Эвелин судорожно кивнула. Из дальнего угла пещеры раздались звуки ударов и вскрики. Брат Кевин. Боги, что они с ним…

— А теперь, будьте добры, займитесь ужином, — сказал Марш, отпуская Эвелин и разворачиваясь ко мне, — а у нас с её милостью Кетанией Хайдек разговор. По душам. Вы ведь не откажетесь провести время в кампании старого знакомого?

Я неопределенно пожала плечами. Марш взял фонарь и указал в темноту.

Мы прошли с десяток шагов и оказались на другой стороне пещеры. Эвелин прошла с нами, но потом свернула в сторону — к полукруглой каменной чаше, в которой бил родник и рядом стояла ещё одна тренога с фонарями.
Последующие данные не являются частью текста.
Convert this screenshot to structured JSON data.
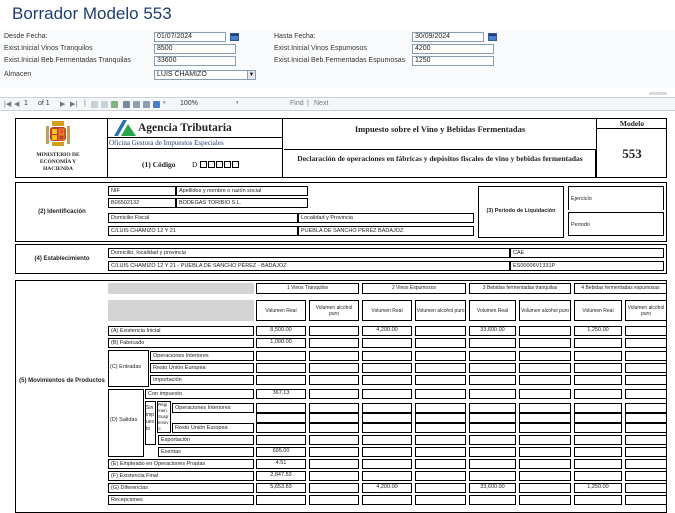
{
  "page": {
    "title": "Borrador Modelo 553"
  },
  "params": {
    "desde_label": "Desde Fecha:",
    "desde_value": "01/07/2024",
    "hasta_label": "Hasta Fecha:",
    "hasta_value": "30/09/2024",
    "vinos_tranq_label": "Exist.Inicial Vinos Tranquilos",
    "vinos_tranq_value": "8500",
    "vinos_esp_label": "Exist.Inicial Vinos Espumosos",
    "vinos_esp_value": "4200",
    "beb_tranq_label": "Exist.Inicial Beb.Fermentadas Tranquilas",
    "beb_tranq_value": "33600",
    "beb_esp_label": "Exist.Inicial Beb.Fermentadas Espumosas",
    "beb_esp_value": "1250",
    "almacen_label": "Almacen",
    "almacen_value": "LUIS CHAMIZO"
  },
  "toolbar": {
    "page_current": "1",
    "page_of": "of 1",
    "zoom": "100%",
    "find_label": "Find",
    "next_label": "Next",
    "separator": "|"
  },
  "report": {
    "ministry": "MINISTERIO DE ECONOMÍA Y HACIENDA",
    "agency": "Agencia Tributaria",
    "office": "Oficina Gestora de Impuestos Especiales",
    "code_label": "(1) Código",
    "code_letter": "D",
    "tax_title": "Impuesto sobre el Vino y Bebidas Fermentadas",
    "decl_title": "Declaración de operaciones en fábricas y depósitos fiscales de vino y bebidas fermentadas",
    "modelo_label": "Modelo",
    "modelo_number": "553",
    "ident_label": "(2) Identificación",
    "nif_label": "NIF",
    "name_label": "Apellidos y nombre o razón social",
    "nif_value": "B06502132",
    "name_value": "BODEGAS TORIBIO S.L.",
    "domicilio_label": "Domicilio Fiscal",
    "localidad_label": "Localidad y Provincia",
    "domicilio_value": "C/LUIS CHAMIZO 12 Y 21",
    "localidad_value": "PUEBLA DE SANCHO PEREZ BADAJOZ",
    "periodo_label": "(3) Periodo de Liquidación",
    "ejercicio_label": "Ejercicio",
    "periodo_small_label": "Periodo",
    "estab_label": "(4) Establecimiento",
    "estab_dom_label": "Domicilio, localidad y provincia",
    "estab_dom_value": "C/LUIS CHAMIZO 12 Y 21 - PUEBLA DE SANCHO PÉREZ - BADAJOZ",
    "cae_label": "CAE",
    "cae_value": "ES00006V1331P",
    "mov_label": "(5) Movimientos de Productos",
    "col_groups": [
      "1 Vinos Tranquilos",
      "2 Vinos Espumosos",
      "3 Bebidas fermentadas tranquilas",
      "4 Bebidas fermentadas espumosas"
    ],
    "col_vol_real": "Volumen Real",
    "col_vol_alc": "Volumen alcohol puro",
    "rows": {
      "a": "(A) Existencia Inicial",
      "b": "(B) Fabricado",
      "c": "(C) Entradas",
      "c1": "Operaciones Interiores",
      "c2": "Resto Unión Europea",
      "c3": "Importación",
      "d": "(D) Salidas",
      "d_con": "Con impuesto",
      "d_sin": "Sin impuesto",
      "d_reg": "Régimen Suspensivo",
      "d1": "Operaciones Interiores",
      "d2": "Resto Unión Europea",
      "d3": "Exportación",
      "d_exentas": "Exentas",
      "e": "(E) Empleado en Operaciones Propias",
      "f": "(F) Existencia Final",
      "g": "(G) Diferencias",
      "h": "Recepciones"
    },
    "values": {
      "a_vt": "8,500.00",
      "a_ve": "4,200.00",
      "a_bt": "33,600.00",
      "a_be": "1,250.00",
      "b_vt": "1,090.00",
      "dcon_vt": "367.13",
      "dexe_vt": "695.00",
      "e_vt": "4.51",
      "f_vt": "2,847.53",
      "g_vt": "5,653.83",
      "g_ve": "4,200.00",
      "g_bt": "33,600.00",
      "g_be": "1,250.00"
    }
  }
}
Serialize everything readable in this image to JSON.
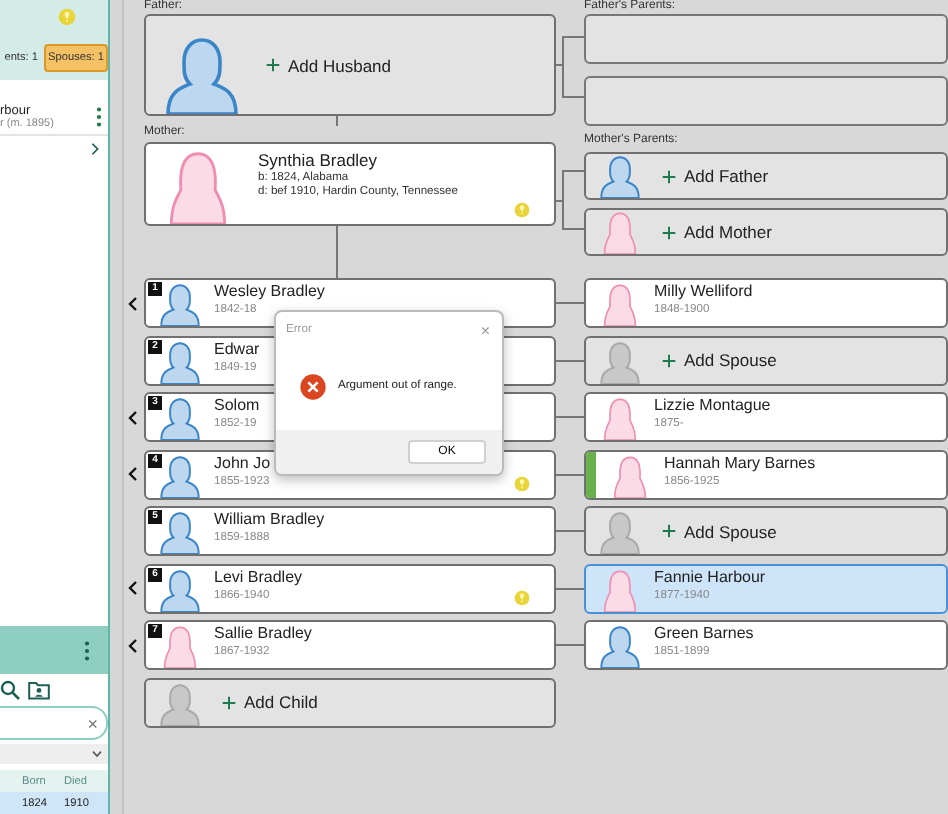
{
  "left_panel": {
    "hint": true,
    "tabs": [
      {
        "label": "ents: 1",
        "selected": false
      },
      {
        "label": "Spouses: 1",
        "selected": true
      }
    ],
    "spouse_item": {
      "name": "rbour",
      "detail": "r (m. 1895)"
    },
    "search": {
      "clear": "×"
    },
    "table": {
      "columns": [
        "Born",
        "Died"
      ],
      "rows": [
        {
          "cells": [
            "1824",
            "1910"
          ],
          "selected": true
        }
      ]
    }
  },
  "father": {
    "label": "Father:",
    "add": "Add Husband",
    "female": false
  },
  "fathers_parents": {
    "label": "Father's Parents:",
    "slots": [
      {
        "kind": "empty"
      },
      {
        "kind": "empty"
      }
    ]
  },
  "mother": {
    "label": "Mother:",
    "name": "Synthia Bradley",
    "lines": [
      "b: 1824, Alabama",
      "d: bef 1910, Hardin County, Tennessee"
    ],
    "female": true,
    "hint": true
  },
  "mothers_parents": {
    "label": "Mother's Parents:",
    "slots": [
      {
        "kind": "add",
        "label": "Add Father",
        "female": false
      },
      {
        "kind": "add",
        "label": "Add Mother",
        "female": true
      }
    ]
  },
  "children": [
    {
      "number": "1",
      "name": "Wesley Bradley",
      "dates": "1842-18",
      "female": false,
      "expandable": true,
      "hint": false,
      "spouse": {
        "kind": "person",
        "name": "Milly Welliford",
        "dates": "1848-1900",
        "female": true,
        "selected": false,
        "tagged": false
      }
    },
    {
      "number": "2",
      "name": "Edwar",
      "dates": "1849-19",
      "female": false,
      "expandable": false,
      "hint": false,
      "spouse": {
        "kind": "add",
        "label": "Add Spouse"
      }
    },
    {
      "number": "3",
      "name": "Solom",
      "dates": "1852-19",
      "female": false,
      "expandable": true,
      "hint": false,
      "spouse": {
        "kind": "person",
        "name": "Lizzie Montague",
        "dates": "1875-",
        "female": true,
        "selected": false,
        "tagged": false
      }
    },
    {
      "number": "4",
      "name": "John Jo",
      "dates": "1855-1923",
      "female": false,
      "expandable": true,
      "hint": true,
      "spouse": {
        "kind": "person",
        "name": "Hannah Mary Barnes",
        "dates": "1856-1925",
        "female": true,
        "selected": false,
        "tagged": true
      }
    },
    {
      "number": "5",
      "name": "William Bradley",
      "dates": "1859-1888",
      "female": false,
      "expandable": false,
      "hint": false,
      "spouse": {
        "kind": "add",
        "label": "Add Spouse"
      }
    },
    {
      "number": "6",
      "name": "Levi Bradley",
      "dates": "1866-1940",
      "female": false,
      "expandable": true,
      "hint": true,
      "spouse": {
        "kind": "person",
        "name": "Fannie Harbour",
        "dates": "1877-1940",
        "female": true,
        "selected": true,
        "tagged": false
      }
    },
    {
      "number": "7",
      "name": "Sallie Bradley",
      "dates": "1867-1932",
      "female": true,
      "expandable": true,
      "hint": false,
      "spouse": {
        "kind": "person",
        "name": "Green Barnes",
        "dates": "1851-1899",
        "female": false,
        "selected": false,
        "tagged": false
      }
    }
  ],
  "add_child": {
    "label": "Add Child"
  },
  "dialog": {
    "title": "Error",
    "close": "×",
    "message": "Argument out of range.",
    "buttons": [
      "OK"
    ]
  }
}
Марш подвел меня к раскладному столику и стульям, жестом предложил сесть. Как устроились, вынул молчальник. Затем снял шляпу, положил её на край. Под шляпой оказалась лысина. Не новость: я видела её на празднике Нарождения в Малом замке. Но только сейчас поняла, что это не естественная лысина, а специально выбритая. В её центре по-прежнему чернело родимое пятно. Боги, оно что, в форме кольца?!

Пока я разглядывала подробности, Марш вынул небольшой блокнот и карандаш.

— Что же, свет Кетания. Думаю, нам с вами давно пора поговорить начистоту.

Марш раскрыл блокнот и нарисовал четырёхконечную звезду с длинными лучами. Обвел прямоугольником со скругленными углами. Затем в каждом из квадратов нарисовал значок: треугольник, ромб, спираль и лестницу.

— Узнаёте?

Я вгляделась в рисунок. Что-то смутно шевельнулось в памяти, но очень отдалённо.

— Это герб Тимирии, государства между мирами, — лекторским тоном сказал Марш, — в него входило пять освоенных миров — центральный, Тми, и четыре периферийных. Вот этот, где мы сейчас. Ещё про один, про него, к сожалению, ничего не знаю. Ваш. И мой, из которого я пришёл десять здешних лет назад.

По спине пробежали мурашки. Солнечное сплетение заныло.

— Я… я не…

Подняла взгляд. Марш улыбался, на сей раз — широко. Зубы, кривые и мелкие, напоминали пасть ядовитой песчаной ящерицы.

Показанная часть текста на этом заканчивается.